Reducing antimicrobial use (AMU) in livestock may be one of the keys to limit the emergence of antimicrobial resistance (AMR) in bacterial populations, including zoonotic pathogens. This study assessed the temporal association between AMU in livestock and AMR among Campylobacter isolates from human infections in the Netherlands between 2004 – 2020. Moreover, the associations between AMU and AMR in livestock and between AMR in livestock and AMR in human isolates were assessed. AMU and AMR data per antimicrobial class (tetracyclines, macrolides and fluoroquinolones) for Campylobacter jejuni and Campylobacter coli from poultry, cattle, and human patients were retrieved from national surveillance programs. Associations were assessed using logistic regression and the Spearman correlation test. Overall, there was an increasing trend in AMR among human C. jejuni/coli isolates during the study period, which contrasted with a decreasing trend in livestock AMU. In addition, stable trends in AMR in broilers were observed.
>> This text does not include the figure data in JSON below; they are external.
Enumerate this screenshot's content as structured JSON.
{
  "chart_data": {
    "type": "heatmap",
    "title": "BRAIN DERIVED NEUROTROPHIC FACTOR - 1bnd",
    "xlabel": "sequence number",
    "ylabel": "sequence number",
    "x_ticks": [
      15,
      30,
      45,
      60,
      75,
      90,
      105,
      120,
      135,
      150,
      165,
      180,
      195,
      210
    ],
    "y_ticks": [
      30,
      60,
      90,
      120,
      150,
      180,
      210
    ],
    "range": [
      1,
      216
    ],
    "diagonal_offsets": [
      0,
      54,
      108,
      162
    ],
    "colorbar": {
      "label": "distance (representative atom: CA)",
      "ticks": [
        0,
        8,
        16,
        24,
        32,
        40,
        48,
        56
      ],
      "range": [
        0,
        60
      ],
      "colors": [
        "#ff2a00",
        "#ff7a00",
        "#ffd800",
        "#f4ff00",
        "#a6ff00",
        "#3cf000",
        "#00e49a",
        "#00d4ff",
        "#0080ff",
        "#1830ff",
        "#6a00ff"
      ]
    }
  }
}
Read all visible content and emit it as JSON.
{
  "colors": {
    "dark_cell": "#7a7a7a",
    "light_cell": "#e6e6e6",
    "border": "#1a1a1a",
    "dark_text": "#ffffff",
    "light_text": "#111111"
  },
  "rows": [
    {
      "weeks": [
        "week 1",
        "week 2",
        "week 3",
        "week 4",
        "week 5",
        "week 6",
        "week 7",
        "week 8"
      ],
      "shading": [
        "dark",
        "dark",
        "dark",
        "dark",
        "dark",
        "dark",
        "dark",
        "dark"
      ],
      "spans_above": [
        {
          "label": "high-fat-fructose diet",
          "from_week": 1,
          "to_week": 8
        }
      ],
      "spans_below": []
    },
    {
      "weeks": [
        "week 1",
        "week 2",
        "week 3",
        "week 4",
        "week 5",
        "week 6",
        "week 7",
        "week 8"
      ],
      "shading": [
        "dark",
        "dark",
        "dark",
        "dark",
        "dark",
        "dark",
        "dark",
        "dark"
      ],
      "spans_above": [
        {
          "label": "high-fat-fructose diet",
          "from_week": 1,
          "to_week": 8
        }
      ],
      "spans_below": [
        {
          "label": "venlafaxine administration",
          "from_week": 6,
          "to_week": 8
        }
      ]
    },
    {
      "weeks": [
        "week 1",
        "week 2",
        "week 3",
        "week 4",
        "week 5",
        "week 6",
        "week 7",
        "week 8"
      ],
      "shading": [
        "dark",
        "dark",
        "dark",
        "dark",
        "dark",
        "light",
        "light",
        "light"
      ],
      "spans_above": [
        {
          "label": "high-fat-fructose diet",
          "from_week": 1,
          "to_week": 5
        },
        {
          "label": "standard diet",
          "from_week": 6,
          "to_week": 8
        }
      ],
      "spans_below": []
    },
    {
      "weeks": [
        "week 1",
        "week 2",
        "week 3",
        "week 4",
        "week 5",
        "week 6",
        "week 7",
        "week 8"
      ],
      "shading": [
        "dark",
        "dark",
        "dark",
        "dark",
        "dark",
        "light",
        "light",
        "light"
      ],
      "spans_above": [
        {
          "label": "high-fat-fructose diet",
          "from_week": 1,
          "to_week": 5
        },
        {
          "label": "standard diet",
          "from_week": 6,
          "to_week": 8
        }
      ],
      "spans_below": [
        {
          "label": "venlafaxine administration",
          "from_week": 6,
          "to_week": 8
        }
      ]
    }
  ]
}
No significant associations were observed between AMU and AMR in domestically produced broilers. Moderate to strong positive correlations were found between the yearly prevalence of AMR in broiler and human isolates. Reducing AMU in Dutch livestock alone may therefore not be sufficient to tackle the growing problem of AMR in Campylobacter among human cases in the Netherlands. More insight is needed regarding the population genetics and the evolutionary processes involved in resistance and fitness among Campylobacter.